Authors: Francesc Miralles
—Ahora eres tú la indocumentada —le dije al oído interrumpiendo su contemplación de las nubes—. En Atenas han sido laxos, pero tal vez en Heathrow te echen el guante.
—Probaré suerte —respondió con un susurro—, antes o después me van a cazar. He confesado los hechos en una declaración escrita para que no tengas ningún problema si algo me sucede.
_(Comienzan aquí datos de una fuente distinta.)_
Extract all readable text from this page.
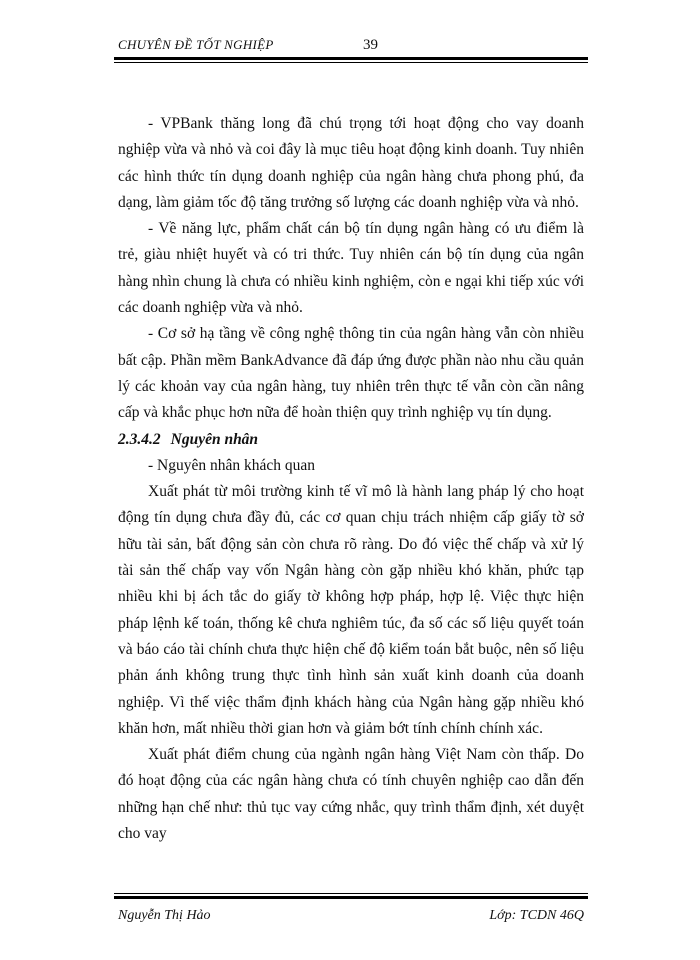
CHUYÊN ĐỀ TỐT NGHIỆP	39

- VPBank thăng long đã chú trọng tới hoạt động cho vay doanh nghiệp vừa và nhỏ và coi đây là mục tiêu hoạt động kinh doanh. Tuy nhiên các hình thức tín dụng doanh nghiệp của ngân hàng chưa phong phú, đa dạng, làm giảm tốc độ tăng trưởng số lượng các doanh nghiệp vừa và nhỏ.

- Về năng lực, phẩm chất cán bộ tín dụng ngân hàng có ưu điểm là trẻ, giàu nhiệt huyết và có tri thức. Tuy nhiên cán bộ tín dụng của ngân hàng nhìn chung là chưa có nhiều kinh nghiệm, còn e ngại khi tiếp xúc với các doanh nghiệp vừa và nhỏ.

- Cơ sở hạ tầng về công nghệ thông tin của ngân hàng vẫn còn nhiều bất cập. Phần mềm BankAdvance đã đáp ứng được phần nào nhu cầu quản lý các khoản vay của ngân hàng, tuy nhiên trên thực tế vẫn còn cần nâng cấp và khắc phục hơn nữa để hoàn thiện quy trình nghiệp vụ tín dụng.

2.3.4.2 Nguyên nhân

- Nguyên nhân khách quan

Xuất phát từ môi trường kinh tế vĩ mô là hành lang pháp lý cho hoạt động tín dụng chưa đầy đủ, các cơ quan chịu trách nhiệm cấp giấy tờ sở hữu tài sản, bất động sản còn chưa rõ ràng. Do đó việc thế chấp và xử lý tài sản thế chấp vay vốn Ngân hàng còn gặp nhiều khó khăn, phức tạp nhiều khi bị ách tắc do giấy tờ không hợp pháp, hợp lệ. Việc thực hiện pháp lệnh kế toán, thống kê chưa nghiêm túc, đa số các số liệu quyết toán và báo cáo tài chính chưa thực hiện chế độ kiểm toán bắt buộc, nên số liệu phản ánh không trung thực tình hình sản xuất kinh doanh của doanh nghiệp. Vì thế việc thẩm định khách hàng của Ngân hàng gặp nhiều khó khăn hơn, mất nhiều thời gian hơn và giảm bớt tính chính chính xác.

Xuất phát điểm chung của ngành ngân hàng Việt Nam còn thấp. Do đó hoạt động của các ngân hàng chưa có tính chuyên nghiệp cao dẫn đến những hạn chế như: thủ tục vay cứng nhắc, quy trình thẩm định, xét duyệt cho vay

Nguyễn Thị Hảo	Lớp: TCDN 46Q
La carta está viajando en este momento hacia el comisario que lleva el caso.
—¿Significa eso que no vas a regresar a Gerona? —le pregunté preocupado.
—Nunca jamás.
—¿Piensas quedarte a vivir en Islandia?
—Posiblemente, si no me detienen en Heathrow. ¿Me vas a delatar?
Dijo eso acariciando mi mano con sus dedos suaves, los mismos que habían empuñado las armas que habían terminado con Spiro y Hannes. Y que habían salvado mi vida.
—Sabes perfectamente que no.
—Entonces no vengas. Quédate en Londres y date una vuelta por Harrods. Le compras algo a tu hija, te tomas un par de pintas y vuelves a casa. O te vas a Boston a buscarla. Ahora puedes permitirte ese lujo.
—Tengo que ahorrar para el colegio de la niña. Y pagar una hipoteca y un alquiler. Esto no es jauja.
—Razón de más para que no vengas conmigo a Islandia. Es el país más caro del mundo.
—Quiero saber qué se te ha perdido allí —dije con determinación—. Además, un poco de fresco me sentará bien.
Tras el aterrizaje de madrugada en Heathrow, había que pasar la noche en un hotel del mismo aeropuerto, ya que el vuelo a Reykiavik no salía hasta ocho horas después.
Quizás porque era tarde, los controles de salida eran relajados y prestaron escasa atención a nuestros pasaportes. Esperando tener la misma suerte a la mañana siguiente, tomamos un autobús que unía las diferentes terminales del aeropuerto con los hoteles de aquel enorme complejo.
Elsa pareció relajarse súbitamente, ya que mientras rodábamos por las instalaciones apoyó la cabeza en mi hombro y me preguntó:
—Por cierto, ¿cómo era la vida en el observatorio de Hannes?
—Una paranoia constante. Me alegra que quieras hablar de él: todavía no entiendo por qué te ignoró en la playa, al igual que no entiendo por qué quieres viajar ahora a su país.
—Lo sabrás todo a su tiempo —dijo enigmática.
—¿Tienes remordimientos por haberlo matado?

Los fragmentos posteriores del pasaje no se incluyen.